Presented by: Thomas Holterbach
2.5 minutes: the worst case convergence time of a router after a link failure. After a failure the router needs to learn about the failure and then update it's forwarding entries. It can take minutes for the router to scan its routing table. There are existing solutions for when the link is between the router's AS and a neighboring AS. However, no current solution works when there are remote link failures. Furthermore, remote outages are numerous: they analyzed bursts of withdrawals from RouteViews and RIPE RIS and found more than 3000 bursts in November of 2016.
SWIFT can reduce the convergence time of BGP from 13s to 2s, fast reroute around failures in 40ms, and is currently deployable on today's routers. SWIFT trades accuracy, now using region granularity, for speed.
SWIFT monitors BGP streams, uses an algorithm to detect link failure probability, and after detecting a link failure, predicts future withdrawals. It uses two metrics: withdrawals share: fraction of withdrawals crossing a link and path sharing: the proportion of prefixes withdrawn with a path on a link. Their product product is the fit score: this value gives the likelihood of the failure of a specific link.
To be fast SWIFT can't wait for withdrawals, so the algorithm is run early in a withdrawal burst. Furthermore, outages can affect multiple links, so SWIFT returns a set of links all with a high fit score.

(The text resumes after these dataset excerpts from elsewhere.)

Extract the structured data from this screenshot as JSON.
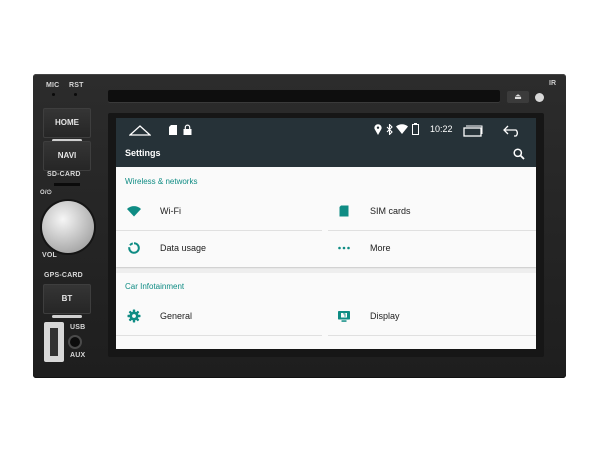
{
  "hardware": {
    "mic_label": "MIC",
    "rst_label": "RST",
    "home_label": "HOME",
    "navi_label": "NAVI",
    "sdcard_label": "SD-CARD",
    "power_label": "O/⏻",
    "vol_label": "VOL",
    "gpscard_label": "GPS-CARD",
    "bt_label": "BT",
    "usb_label": "USB",
    "aux_label": "AUX",
    "ir_label": "IR",
    "eject_glyph": "⏏"
  },
  "status_bar": {
    "time": "10:22",
    "icons": [
      "home-outline-icon",
      "sd-card-icon",
      "lock-icon",
      "location-icon",
      "bluetooth-icon",
      "wifi-icon",
      "battery-icon",
      "recent-apps-icon",
      "back-icon"
    ]
  },
  "action_bar": {
    "title": "Settings",
    "search_icon": "search-icon"
  },
  "sections": [
    {
      "header": "Wireless & networks",
      "items": [
        {
          "label": "Wi-Fi",
          "icon": "wifi-icon"
        },
        {
          "label": "SIM cards",
          "icon": "sim-card-icon"
        },
        {
          "label": "Data usage",
          "icon": "data-usage-icon"
        },
        {
          "label": "More",
          "icon": "more-dots-icon"
        }
      ]
    },
    {
      "header": "Car Infotainment",
      "items": [
        {
          "label": "General",
          "icon": "gear-icon"
        },
        {
          "label": "Display",
          "icon": "display-icon"
        }
      ]
    }
  ],
  "colors": {
    "accent": "#0f8c84",
    "bar": "#263238",
    "card": "#fafafa",
    "screen_bg": "#eeeeee"
  }
}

Their experimental results show that SWIFT never makes an extremely inaccurate prediction while is correctly infers the failure of a majority of links.
The challenges for fast reroute are that any set of prefixes can be affected, failures can affect backup paths, and they want to be fast. Thus, SWIFT uses a hierarchical forwarding table to make the convergence fast. Entries in the table hold a primary next-hop, the AS-path the prefix is using, and the backup next-hop. SWIFT uses this to reroute the affected traffic to unaffected backup paths.
Evaluation shows that SWIFT's fast reroute requires less than 100 forwarding updates or about 40ms to effectively reroute after a failure.
Furthermore, it is deployable over most existing routers has many currently have support for hierarchical forwarding tables, but for routers that don't have that support, we can still deploy SWIFT using an extra SDN switch attached to the router.
Thus, SWIFT speeds up the learning of remote link failures, efficiently reroutes around those failures, and is deployable on existing routers.
Q: In the graph with false and true positives, what is the ground truth?
A: The ground truth comes from after rerouting if later those paths are withdrawn. We also evaluated with a simulator to have the ground truth.
Q: What are the main factors behind the long convergence time?
A: Each router has a decision process to go through, things like scanning through it's routing table. This process could explain why it is slow.